Can dot-com mania help education in America?

Education Secretary Richard Riley plans to ask the dotcom world to help shrink the digital divide

Education Secretary Richard Riley said he plans to enlist the private sector to help narrow the technology gap between white and minority students and between affluent and poverty-stricken students.

"We must look at the stark reality that there is a continuing achievement gap between the rich and the poor, and between whites and minority students," Riley said Tuesday in his State of American Education address. "This gap is a gaping hole in our commitment to fulfilling the American promise, and it will only get bigger if we do not close the digital divide as well."

Riley said he will ask young entrepreneurs who "have amassed great wealth in the emerging dot-com world," for their help in bridging the divide. "They are young men and women in their 20s and 30s who have great talent and are full of energy," he said. "I intend to meet with many of them this year to ask for their direct help to help turn this digital divide into a digital opportunity."

But technology is changing the shape of education for the better and will continue to do so in the future. "Technology or e-learning will penetrate every aspect of American education and change it," said Riley, adding that technology already has changed the landscape of the nation's college campuses.

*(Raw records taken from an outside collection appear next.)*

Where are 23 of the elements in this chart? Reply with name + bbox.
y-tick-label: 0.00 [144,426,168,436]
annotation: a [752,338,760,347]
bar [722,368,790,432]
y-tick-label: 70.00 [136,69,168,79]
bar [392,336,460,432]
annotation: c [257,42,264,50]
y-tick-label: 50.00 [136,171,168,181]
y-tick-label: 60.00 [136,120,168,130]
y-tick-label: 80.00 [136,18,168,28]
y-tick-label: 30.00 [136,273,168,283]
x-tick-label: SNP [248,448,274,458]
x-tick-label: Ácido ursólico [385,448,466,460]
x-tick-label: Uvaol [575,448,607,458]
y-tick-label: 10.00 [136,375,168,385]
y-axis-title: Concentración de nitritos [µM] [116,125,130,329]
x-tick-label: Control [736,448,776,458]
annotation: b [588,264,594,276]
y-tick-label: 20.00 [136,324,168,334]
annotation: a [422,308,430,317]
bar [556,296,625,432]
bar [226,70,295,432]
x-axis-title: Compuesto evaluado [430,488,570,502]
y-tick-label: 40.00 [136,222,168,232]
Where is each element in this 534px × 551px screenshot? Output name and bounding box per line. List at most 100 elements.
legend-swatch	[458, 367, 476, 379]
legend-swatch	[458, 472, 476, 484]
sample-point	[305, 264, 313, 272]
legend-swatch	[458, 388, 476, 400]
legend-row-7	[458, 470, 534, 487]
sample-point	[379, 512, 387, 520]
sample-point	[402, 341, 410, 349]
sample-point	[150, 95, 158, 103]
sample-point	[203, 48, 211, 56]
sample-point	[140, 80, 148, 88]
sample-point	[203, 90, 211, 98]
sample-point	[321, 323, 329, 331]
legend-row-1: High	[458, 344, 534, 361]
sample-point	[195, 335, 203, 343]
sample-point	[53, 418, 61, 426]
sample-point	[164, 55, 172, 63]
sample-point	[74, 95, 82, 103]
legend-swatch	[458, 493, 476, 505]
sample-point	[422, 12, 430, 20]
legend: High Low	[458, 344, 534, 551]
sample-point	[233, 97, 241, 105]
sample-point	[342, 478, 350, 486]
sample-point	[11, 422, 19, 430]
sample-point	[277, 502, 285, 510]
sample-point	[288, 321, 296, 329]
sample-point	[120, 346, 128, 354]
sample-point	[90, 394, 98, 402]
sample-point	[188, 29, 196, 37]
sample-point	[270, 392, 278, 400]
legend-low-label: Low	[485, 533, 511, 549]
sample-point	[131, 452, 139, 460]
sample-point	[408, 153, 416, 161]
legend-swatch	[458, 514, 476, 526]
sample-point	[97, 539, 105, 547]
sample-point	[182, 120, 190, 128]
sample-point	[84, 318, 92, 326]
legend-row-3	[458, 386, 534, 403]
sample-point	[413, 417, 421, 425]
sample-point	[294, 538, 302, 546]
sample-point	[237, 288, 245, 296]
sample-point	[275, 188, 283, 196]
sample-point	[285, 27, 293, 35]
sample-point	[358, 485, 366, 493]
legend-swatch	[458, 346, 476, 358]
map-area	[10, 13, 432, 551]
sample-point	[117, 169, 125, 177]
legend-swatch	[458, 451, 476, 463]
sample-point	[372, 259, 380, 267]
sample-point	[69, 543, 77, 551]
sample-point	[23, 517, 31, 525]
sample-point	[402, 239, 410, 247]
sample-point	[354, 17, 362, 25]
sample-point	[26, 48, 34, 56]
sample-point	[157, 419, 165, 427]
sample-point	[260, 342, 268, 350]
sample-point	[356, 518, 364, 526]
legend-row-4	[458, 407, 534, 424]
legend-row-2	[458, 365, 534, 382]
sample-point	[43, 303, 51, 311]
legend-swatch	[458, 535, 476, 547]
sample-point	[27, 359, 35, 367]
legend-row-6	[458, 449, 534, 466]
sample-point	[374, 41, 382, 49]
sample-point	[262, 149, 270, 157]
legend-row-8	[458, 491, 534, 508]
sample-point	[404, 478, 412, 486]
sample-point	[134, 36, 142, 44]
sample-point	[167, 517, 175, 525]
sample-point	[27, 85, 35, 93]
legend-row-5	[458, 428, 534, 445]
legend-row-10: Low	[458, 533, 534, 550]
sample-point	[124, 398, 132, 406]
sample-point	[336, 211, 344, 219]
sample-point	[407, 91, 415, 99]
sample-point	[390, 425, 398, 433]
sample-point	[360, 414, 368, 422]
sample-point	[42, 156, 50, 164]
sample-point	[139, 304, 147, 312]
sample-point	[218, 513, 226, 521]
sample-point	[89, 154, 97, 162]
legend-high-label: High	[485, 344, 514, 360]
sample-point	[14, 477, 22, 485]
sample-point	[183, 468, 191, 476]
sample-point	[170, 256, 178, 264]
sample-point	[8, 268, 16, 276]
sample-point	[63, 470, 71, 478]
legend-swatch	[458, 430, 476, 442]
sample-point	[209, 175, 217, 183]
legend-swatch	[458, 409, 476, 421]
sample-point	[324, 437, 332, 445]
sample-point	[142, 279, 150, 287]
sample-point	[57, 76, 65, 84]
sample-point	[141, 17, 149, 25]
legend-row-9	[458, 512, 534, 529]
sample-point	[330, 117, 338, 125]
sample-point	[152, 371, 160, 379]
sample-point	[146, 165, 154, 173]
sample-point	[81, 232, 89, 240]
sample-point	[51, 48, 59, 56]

Sixty percent of all colleges are now offering online courses, he said.

"The reshaping of education through e-learning leads me to observe that international course-taking is on the horizon," Riley said. "Imagine students at UCLA taking courses at Oxford, and students in Tokyo learning physics from a professor at Duke."

In conjunction with Riley's address, the department also released, "A Five-Year Report Card on American Education," which rated the nation's public education system on 10 priorities, including the use of technology in the classroom. However, the results of the report card support the notion that the digital divide between the high-tech "haves" and "have-nots" is widening. Between high- and low-poverty schools, the gap in the percent of classrooms with Internet access increased from 6 percent to 23 percent from 1995 to 1998.

The education report card is available online at www.ed.gov/Speeches/soae/2000/report-card.html.